Tag Archives: computer game

Self-balancing computer game

In both tabletop role-playing and computer games where players choose between different characters, some characters may be stronger than others when played optimally. This is undesirable in multiplayer games, because either most players will choose the stronger characters or some players will be handicapped by their weak character, which tends to reduce the enjoyment. Game designers spend time and resources “balancing” the game, i.e. changing aspects of the characters to give them all approximately equal strength. It is difficult to predict all possible ways a character may be played, so players may discover tricks that make a character significantly stronger than others. To counteract this, the game can be made self-balancing: the more players choose a given character, the weaker that character becomes. Then the discovery of ways to play a character better (giving additional strength) initially benefits the discoverer, but is neutralised with widespread imitation, analogously to innovative firms reaping monopoly profits initially from their patents, but eventually losing their competitive advantage to imitators.

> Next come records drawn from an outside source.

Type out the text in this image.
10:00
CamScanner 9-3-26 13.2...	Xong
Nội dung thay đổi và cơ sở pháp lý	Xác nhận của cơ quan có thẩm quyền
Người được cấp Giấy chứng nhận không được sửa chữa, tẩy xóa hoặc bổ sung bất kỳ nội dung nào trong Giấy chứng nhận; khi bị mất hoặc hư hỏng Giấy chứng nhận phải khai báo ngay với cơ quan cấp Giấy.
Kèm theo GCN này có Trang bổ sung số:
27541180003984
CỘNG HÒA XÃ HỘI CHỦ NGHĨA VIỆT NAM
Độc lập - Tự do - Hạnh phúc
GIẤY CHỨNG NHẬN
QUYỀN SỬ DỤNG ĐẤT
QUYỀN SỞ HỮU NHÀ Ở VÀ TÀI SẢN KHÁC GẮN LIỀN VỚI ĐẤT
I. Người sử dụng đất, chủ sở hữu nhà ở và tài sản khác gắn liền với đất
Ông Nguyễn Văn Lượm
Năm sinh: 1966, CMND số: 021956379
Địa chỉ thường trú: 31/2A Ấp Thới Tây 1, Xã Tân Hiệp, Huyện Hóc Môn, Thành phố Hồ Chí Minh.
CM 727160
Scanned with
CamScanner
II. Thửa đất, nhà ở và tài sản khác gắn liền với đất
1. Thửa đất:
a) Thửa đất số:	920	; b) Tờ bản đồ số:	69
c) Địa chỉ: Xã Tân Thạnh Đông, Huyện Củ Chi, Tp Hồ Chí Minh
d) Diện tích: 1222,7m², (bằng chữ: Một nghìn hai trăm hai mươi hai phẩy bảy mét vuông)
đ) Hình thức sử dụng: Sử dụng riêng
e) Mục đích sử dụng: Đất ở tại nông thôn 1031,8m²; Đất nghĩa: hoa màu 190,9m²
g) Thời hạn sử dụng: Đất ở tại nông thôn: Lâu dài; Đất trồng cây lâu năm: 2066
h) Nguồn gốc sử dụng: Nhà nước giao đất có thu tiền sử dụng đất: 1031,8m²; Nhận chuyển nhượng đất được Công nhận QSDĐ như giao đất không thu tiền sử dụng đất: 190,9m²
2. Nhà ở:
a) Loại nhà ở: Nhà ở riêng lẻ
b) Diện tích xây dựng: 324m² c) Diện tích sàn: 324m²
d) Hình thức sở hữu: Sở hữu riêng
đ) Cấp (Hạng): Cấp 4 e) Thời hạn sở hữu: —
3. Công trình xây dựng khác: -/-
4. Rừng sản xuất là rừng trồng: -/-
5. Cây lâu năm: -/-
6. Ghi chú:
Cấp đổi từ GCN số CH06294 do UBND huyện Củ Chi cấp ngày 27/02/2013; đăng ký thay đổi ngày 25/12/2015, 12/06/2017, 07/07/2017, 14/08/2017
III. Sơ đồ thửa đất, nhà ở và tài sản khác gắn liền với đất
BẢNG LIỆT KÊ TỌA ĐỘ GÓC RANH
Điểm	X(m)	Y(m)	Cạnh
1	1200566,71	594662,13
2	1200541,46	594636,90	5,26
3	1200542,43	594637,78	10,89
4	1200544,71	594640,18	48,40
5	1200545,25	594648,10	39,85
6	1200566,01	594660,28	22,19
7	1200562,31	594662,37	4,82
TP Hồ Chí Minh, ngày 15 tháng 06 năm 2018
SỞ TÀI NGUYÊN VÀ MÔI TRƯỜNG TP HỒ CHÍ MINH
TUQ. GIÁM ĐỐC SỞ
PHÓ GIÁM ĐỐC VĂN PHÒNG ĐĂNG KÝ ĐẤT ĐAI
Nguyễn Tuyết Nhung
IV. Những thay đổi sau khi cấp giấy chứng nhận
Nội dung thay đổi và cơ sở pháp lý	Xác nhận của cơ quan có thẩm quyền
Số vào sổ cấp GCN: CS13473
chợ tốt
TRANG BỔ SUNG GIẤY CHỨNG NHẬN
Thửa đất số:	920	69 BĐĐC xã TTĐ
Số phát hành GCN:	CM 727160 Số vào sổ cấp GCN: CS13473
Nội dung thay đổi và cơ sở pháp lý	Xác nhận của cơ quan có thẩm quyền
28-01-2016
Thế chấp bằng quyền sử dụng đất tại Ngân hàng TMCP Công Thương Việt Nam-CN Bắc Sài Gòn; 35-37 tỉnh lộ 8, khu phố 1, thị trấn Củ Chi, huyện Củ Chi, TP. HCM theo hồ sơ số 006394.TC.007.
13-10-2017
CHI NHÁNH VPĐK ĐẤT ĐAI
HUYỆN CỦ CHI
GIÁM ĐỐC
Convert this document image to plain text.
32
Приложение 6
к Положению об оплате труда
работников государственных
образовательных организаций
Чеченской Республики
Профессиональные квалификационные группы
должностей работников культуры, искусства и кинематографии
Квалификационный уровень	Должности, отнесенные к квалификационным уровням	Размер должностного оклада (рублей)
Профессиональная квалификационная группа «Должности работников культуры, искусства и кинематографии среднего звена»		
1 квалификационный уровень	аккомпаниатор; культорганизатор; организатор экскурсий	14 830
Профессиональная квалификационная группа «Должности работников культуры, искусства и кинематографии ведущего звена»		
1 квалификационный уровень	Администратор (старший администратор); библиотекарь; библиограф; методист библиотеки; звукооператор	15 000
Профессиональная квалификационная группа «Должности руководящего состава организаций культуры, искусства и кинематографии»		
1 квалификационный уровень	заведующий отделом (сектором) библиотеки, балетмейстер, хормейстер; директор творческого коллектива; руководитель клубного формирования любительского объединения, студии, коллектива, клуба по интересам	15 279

The simplest way to self-balance is to subtract some measure of strength, e.g. health points, armor, attack points from the most frequently chosen characters. One in-game interpretation of this loss of strength to crowding is that each character channels power from some source (magic item, god, nature) and if more people channel a given source, then each of them gets less power. There are other ways to impose a negative congestion externality to achieve self-balancing.
One source of congestion-induced weakening is that in-game enemies (NPCs) fight better against characters they frequently encounter. This can be interpreted as learning (if the enemies flee before dying and later come back) or evolution (if the longer-surviving enemies multiply relatively more). In an evolutionary arms race, players pick characters that are strong against frequently encountered NPCs. NPCs vary in their resistance to different attacks and relatively more copies are spawned of those who last the longest under player attack.
Another congestion externality is a shortage of some resource that strengthens a particular class of characters. For example, equipment usable by that class may be in limited supply, in which case if many players choose that class, then they will find themselves under-equipped and weak. There could also be a shortage of materials for manufacturing the equipment, or a shortage of class-specific quests for gaining experience.
To make players (as opposed to NPCs or the game mechanics) the source of disadvantage to a frequently chosen class, the classes should have advantages over each other in a cycle, for example archers defeat riders, riders defeat swordfighters, swords defeat archers. In this case, if a class is frequently chosen, then this invites other players to choose another class that has an advantage over the frequent class, e.g. if many have chosen riders, then this creates an incentive to choose archers. Such a cyclical evolutionary dynamic has been observed in lizards (Rapid Temporal Reversal in Predator-Driven Natural Selection, Science 17 Nov 2006 Vol. 314, Issue 5802, pp. 1111).